Tuesday, March 8, 2011

Eat, Pray, Love, Live

After reading several blog posts about the audacity of Elizabeth Gilbert to write a book about her selfish journey through life, I finally had to sit down and put my thoughts together into a post - instead of leaving it in one horrendously long comment. Disclaimer: not that I don't respect the opinions of those who posted it, and Samira just set off my thought train on it. Her, her family, and her blog are amazing- even when you love Eat, Pray, Love like I do :) .

I personally am a HUGE fan of Eat, Pray, Love - the book and the movie. I've also read her second book, Committed. I've also read a book called Halfway to Each Other - a woman who takes her family on her journey to find herself. I've seen women who try to find themselves over and over again by getting out of a marriage to not want to understand how they end up finding themselves and figure out how to do that IN my marriage, not out of it. I read everything with a grain of salt, and that book more so than others, but at the same time I love that she reached out to reawaken her passion for life. Because, what is EVERYTHING in life? A marriage, a big house, a good career? Or is there something more? The fact that she made the effort to do this intrigues me. She had no kids, and it sounds like her husband and her were already miserable (I love that she respectfully doesn't go into detail about what happened, and doesn't place blame), so there wasn't much loss there and it doesn't sound like she made anyone else miserable about her decision. Halfway to Each Other is a happy medium where a woman DOES have kids and still lost herself in her home life, and seeks to find out without (barely) letting those go.

Speaking of Elizabeth Gilbert's marriage, who knows what happened.
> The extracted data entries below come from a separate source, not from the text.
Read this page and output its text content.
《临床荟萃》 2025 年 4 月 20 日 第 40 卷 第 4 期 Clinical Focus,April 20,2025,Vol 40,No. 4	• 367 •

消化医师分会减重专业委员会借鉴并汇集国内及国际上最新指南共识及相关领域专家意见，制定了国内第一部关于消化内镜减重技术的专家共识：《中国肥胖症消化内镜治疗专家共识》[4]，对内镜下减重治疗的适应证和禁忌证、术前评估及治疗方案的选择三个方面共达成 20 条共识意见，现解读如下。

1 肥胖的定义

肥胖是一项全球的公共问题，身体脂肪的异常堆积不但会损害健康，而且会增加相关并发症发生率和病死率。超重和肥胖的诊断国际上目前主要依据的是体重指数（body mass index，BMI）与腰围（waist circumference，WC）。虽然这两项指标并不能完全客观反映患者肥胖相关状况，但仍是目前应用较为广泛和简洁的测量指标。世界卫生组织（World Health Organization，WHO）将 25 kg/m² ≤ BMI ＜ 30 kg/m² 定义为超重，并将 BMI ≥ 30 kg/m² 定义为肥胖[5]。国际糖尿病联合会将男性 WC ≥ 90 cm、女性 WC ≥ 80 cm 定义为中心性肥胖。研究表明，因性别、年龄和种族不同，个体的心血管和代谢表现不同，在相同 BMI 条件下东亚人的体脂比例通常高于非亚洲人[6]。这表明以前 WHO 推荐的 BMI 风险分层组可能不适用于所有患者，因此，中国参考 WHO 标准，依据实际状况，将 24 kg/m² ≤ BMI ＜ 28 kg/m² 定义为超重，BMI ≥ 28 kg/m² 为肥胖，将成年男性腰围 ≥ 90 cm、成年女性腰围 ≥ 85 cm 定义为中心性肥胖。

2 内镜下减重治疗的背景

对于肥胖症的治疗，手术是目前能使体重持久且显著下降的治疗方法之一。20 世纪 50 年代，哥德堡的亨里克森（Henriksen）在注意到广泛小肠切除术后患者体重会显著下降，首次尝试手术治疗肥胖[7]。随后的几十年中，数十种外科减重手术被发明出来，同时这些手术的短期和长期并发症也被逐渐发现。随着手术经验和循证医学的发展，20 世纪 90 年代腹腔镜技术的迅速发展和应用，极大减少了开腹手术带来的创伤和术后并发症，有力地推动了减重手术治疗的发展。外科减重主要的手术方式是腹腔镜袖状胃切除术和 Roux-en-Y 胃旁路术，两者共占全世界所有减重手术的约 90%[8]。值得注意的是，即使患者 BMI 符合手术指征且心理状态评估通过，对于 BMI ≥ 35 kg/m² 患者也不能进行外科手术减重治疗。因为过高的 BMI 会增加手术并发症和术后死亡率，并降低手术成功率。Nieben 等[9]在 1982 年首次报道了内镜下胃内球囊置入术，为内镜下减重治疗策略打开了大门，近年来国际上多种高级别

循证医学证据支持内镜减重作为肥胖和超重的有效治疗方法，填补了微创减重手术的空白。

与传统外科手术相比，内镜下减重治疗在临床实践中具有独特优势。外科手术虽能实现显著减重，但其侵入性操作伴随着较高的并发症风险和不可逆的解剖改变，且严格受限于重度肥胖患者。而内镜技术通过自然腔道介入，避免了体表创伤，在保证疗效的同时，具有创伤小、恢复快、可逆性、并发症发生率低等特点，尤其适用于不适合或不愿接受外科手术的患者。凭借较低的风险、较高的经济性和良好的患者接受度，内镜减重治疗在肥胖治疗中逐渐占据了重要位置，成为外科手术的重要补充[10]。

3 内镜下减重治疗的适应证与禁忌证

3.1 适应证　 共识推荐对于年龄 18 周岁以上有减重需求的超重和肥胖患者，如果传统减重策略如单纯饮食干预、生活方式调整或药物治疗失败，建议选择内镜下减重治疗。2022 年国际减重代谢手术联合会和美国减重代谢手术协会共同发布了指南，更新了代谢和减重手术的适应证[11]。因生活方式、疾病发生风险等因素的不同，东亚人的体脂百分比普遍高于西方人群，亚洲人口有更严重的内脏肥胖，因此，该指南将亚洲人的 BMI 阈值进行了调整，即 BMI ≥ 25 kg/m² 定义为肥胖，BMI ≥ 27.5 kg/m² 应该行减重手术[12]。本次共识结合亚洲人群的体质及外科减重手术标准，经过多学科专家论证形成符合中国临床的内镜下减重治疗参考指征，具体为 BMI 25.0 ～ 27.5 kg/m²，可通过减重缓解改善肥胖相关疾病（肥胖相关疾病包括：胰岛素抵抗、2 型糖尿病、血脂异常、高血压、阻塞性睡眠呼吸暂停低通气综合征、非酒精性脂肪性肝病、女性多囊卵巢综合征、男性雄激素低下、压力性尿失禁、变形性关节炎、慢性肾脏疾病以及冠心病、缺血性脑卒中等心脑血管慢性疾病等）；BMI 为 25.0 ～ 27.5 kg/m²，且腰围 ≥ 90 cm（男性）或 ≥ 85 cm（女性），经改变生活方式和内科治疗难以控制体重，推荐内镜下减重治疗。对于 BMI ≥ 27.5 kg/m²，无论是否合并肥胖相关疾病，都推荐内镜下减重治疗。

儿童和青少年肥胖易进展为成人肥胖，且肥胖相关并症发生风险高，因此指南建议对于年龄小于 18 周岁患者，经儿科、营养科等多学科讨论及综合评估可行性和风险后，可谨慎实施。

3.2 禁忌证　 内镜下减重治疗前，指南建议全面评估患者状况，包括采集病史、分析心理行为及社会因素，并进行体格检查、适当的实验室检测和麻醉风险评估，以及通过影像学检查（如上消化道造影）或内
This interesting article on her husband discusses his path after their divorce - a worldwide human-rights activist trek, and now married with two kids. Part of the paths they both took afterwards suggested they could've taken their path together, something that encourages me when I see people who go their separate ways - noting that their separate ways could have been together if they had only realized it.

I love Alexandra Gekas last paragraph:
"Whoever he was, it sounds like two people who met young, but who grew apart. Two people who had passion for life, but whose passion took them in different directions. It just would've been nice if she'd depicted him that way." - To further that, I think it would've been nice if they realized they could find those passions together.

Another article from a 1998 interview with Elizabeth Gilbert suggests he wanted the "perfect" life and she had a different view of having everything - one of which was not spending $10,000 on a wedding but saving it for a nest egg. They ended up spending the $10,000 on the wedding, a give in I'm speculating she was to regret many, many times the years over. Her second wedding was intimate version with just the people who were most important in their lives present.

Jessica Olien, cynic turned not-quite believer but non-judgemental nonetheless, talks about her own cynical journey to discredit Elizabeth Gilbert and the flocks of women who followed her footsteps to Bali, and finds out that to judge one another, you might just find yourself following in their foot steps. I agree wholeheartedly with her final piece of advice: "...if I could tell those women one more thing, it would be that maybe they should stop looking so hard. Because if there's a romantic cliche that's held true -- for Elizabeth Gilbert, and now, for me -- it's that bliss usually happens when you aren't hunting it down."

Regardless, it takes all different kinds of people to make up this world and I've seen too many marriages end after years of "having it all" to slight her for actually trying to find out what went wrong, even if that meant a selfish journey that she shared with the world who hopefully wouldn't make the same mistakes she did. Sometimes we need to be selfish and be there for ourselves in order to be there for someone else.

That being said, I also greatly enjoyed Halfway to Each Other and feel like I took more applicable lessons away from that - though lessons that are more difficult to put into words. My one sentence summarization for Eat, Pray, Love would be find your passion and live it, no matter what it takes. And for Halfway to Each Other would be find your passion in your life you already have and live it, no matter what it takes.